Sometimes it is difficult to distinguish between heresy and ambiguity. Consider the phrase “To have eternal life you must commit your life to Christ.” The word commit is the problem here because it has two meanings. One is to promise to do something for another. The other is to entrust something to someone else’s care—as when you commit your money to a bank.
If the person making the statement means that committing your life to Christ refers to promising to serve Him, then his statement is heretical. Promising to serve God is not a condition of eternal life. If instead he means that we must entrust our eternal destiny to Christ, then his statement is fuzzy.
Gospel-Related Test Cases:
Heretical or Ambiguous?
Now I’ll give some examples and you decide whether they are heretical or merely ambiguous. For my answers, see the footnote at the end of the article.1
- You can’t believe in Jesus as your Savior without also wholeheartedly submitting yourself to Him as Lord of your life.
- If you invite Jesus into your heart, you’ll go to heaven.
- Pray to receive Christ and you’ll be born again.
- To gain eternal life you must merely repent and believe in Jesus Christ.
- After you believe in Jesus, you need to put your personal trust in Him in order to be born again.
- To be saved you must accept Christ as your Lord and Savior.
- True faith has three components: intellectual (believing facts), emotional (feelings that come from that intellectual belief), and volitional (a willful decision to respond to Jesus).
- Mere intellectual belief is not saving faith.
- Self-denial is necessary before one can be born again.
- Unless you confess Christ publicly, you cannot be saved.
Why This Distinction Is Important
First, Free Grace people sometimes unwittingly use language that is unclear when presenting the gospel. Clarity in evangelistic encounters is crucial because from a human perspective, the listener’s life is hanging in the balance. (Of course, God might send someone else to clear up the confusion.) Thus we should realize that avoiding heresy isn’t enough. We must also strive to avoid even small amounts of fuzziness.
Second, it is important to make this distinction to avoid making a terrible mistake. It is dangerous indeed to conclude that someone is a heretic because of occasional ambiguity. Even Free Grace people sometimes make slips of the tongue. Old habits die hard.
Third, if we decide to confront someone, we must do so accurately. Use the example set by Paul who reserved his scathing rebukes for heretics, not those who were unclear.

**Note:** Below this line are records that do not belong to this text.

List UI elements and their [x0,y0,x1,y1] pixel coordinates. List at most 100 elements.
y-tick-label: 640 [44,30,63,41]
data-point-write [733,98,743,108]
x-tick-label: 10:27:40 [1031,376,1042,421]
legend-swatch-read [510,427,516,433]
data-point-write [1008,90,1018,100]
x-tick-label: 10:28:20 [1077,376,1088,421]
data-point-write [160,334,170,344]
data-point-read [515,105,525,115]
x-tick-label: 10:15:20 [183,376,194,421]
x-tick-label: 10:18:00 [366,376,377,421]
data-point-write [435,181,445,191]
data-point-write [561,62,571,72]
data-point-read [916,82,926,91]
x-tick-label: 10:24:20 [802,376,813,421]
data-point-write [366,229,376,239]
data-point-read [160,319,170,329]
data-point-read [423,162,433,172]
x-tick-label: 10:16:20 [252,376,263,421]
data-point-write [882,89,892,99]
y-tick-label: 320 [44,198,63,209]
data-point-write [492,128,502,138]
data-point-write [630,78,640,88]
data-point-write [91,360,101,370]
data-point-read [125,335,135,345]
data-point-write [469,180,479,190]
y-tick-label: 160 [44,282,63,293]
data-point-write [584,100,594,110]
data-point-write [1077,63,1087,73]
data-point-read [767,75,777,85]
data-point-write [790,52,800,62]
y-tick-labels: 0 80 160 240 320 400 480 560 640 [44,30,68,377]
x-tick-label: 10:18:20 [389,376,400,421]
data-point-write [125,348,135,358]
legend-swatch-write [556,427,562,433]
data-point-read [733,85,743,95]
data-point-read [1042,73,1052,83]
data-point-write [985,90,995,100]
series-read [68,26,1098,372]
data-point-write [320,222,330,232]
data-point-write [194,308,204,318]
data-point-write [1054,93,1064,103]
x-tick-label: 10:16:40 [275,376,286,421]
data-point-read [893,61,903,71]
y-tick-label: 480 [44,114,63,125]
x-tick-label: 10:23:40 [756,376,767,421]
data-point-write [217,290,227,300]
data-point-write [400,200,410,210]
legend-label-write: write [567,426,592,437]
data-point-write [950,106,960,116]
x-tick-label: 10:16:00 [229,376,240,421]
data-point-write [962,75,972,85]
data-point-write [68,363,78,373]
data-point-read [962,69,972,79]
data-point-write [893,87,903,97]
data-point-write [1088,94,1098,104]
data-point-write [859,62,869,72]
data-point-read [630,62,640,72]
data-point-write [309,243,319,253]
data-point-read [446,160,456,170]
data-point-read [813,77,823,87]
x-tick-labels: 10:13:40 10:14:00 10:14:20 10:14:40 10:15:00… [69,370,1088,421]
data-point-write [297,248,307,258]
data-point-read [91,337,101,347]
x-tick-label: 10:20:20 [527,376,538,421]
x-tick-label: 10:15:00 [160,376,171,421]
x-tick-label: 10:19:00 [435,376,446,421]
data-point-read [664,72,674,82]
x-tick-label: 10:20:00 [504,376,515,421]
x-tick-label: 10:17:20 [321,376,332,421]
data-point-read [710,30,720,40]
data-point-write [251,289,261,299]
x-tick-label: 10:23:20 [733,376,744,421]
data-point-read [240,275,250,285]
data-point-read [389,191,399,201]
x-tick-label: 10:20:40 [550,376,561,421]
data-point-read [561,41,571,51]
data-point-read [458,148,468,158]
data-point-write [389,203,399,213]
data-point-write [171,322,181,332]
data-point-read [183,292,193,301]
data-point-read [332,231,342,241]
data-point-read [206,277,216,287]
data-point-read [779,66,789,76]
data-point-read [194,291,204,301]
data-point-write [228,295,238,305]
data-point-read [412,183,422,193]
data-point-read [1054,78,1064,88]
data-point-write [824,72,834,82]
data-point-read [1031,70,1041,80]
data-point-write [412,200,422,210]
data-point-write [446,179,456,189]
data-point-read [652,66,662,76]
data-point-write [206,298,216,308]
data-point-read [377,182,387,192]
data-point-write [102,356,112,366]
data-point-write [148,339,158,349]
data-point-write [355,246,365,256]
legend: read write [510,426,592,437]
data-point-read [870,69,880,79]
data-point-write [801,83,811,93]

Fourth, in a church context, membership gives you the right to confront. If you hear a heretical message while visiting a church, it is not your place to confront the pastor, for he is probably preaching his church’s doctrinal position. But if you are a member of a church and the pastor says something heretical, then by all means lovingly bring this to his attention.
Finally, this distinction is important because it reminds us to be gracious if we do confront.
By the way, Campus Crusade hired me in spite of my theological faux pas. I now realize that much of what I taught in the first six years of my ministry was fuzzy. Hopefully that makes me a bit more tolerant of others. Thankfully I became clearer over time. So can others.
1The following are fuzzy in my opinion: 2 and 3. Clearly heretical are 1, 8, and 10. I consider 5 to be fuzzy, though many Free Grace people would consider it clear. I always shudder when someone says that believing in Jesus is not enough to be born again. Numbers 4, 6, 7, and 9 are either fuzzy or heretical, depending by what is meant by “repent,” “accepting Christ as Lord,” “emotional and volitional,” and “self-denial.”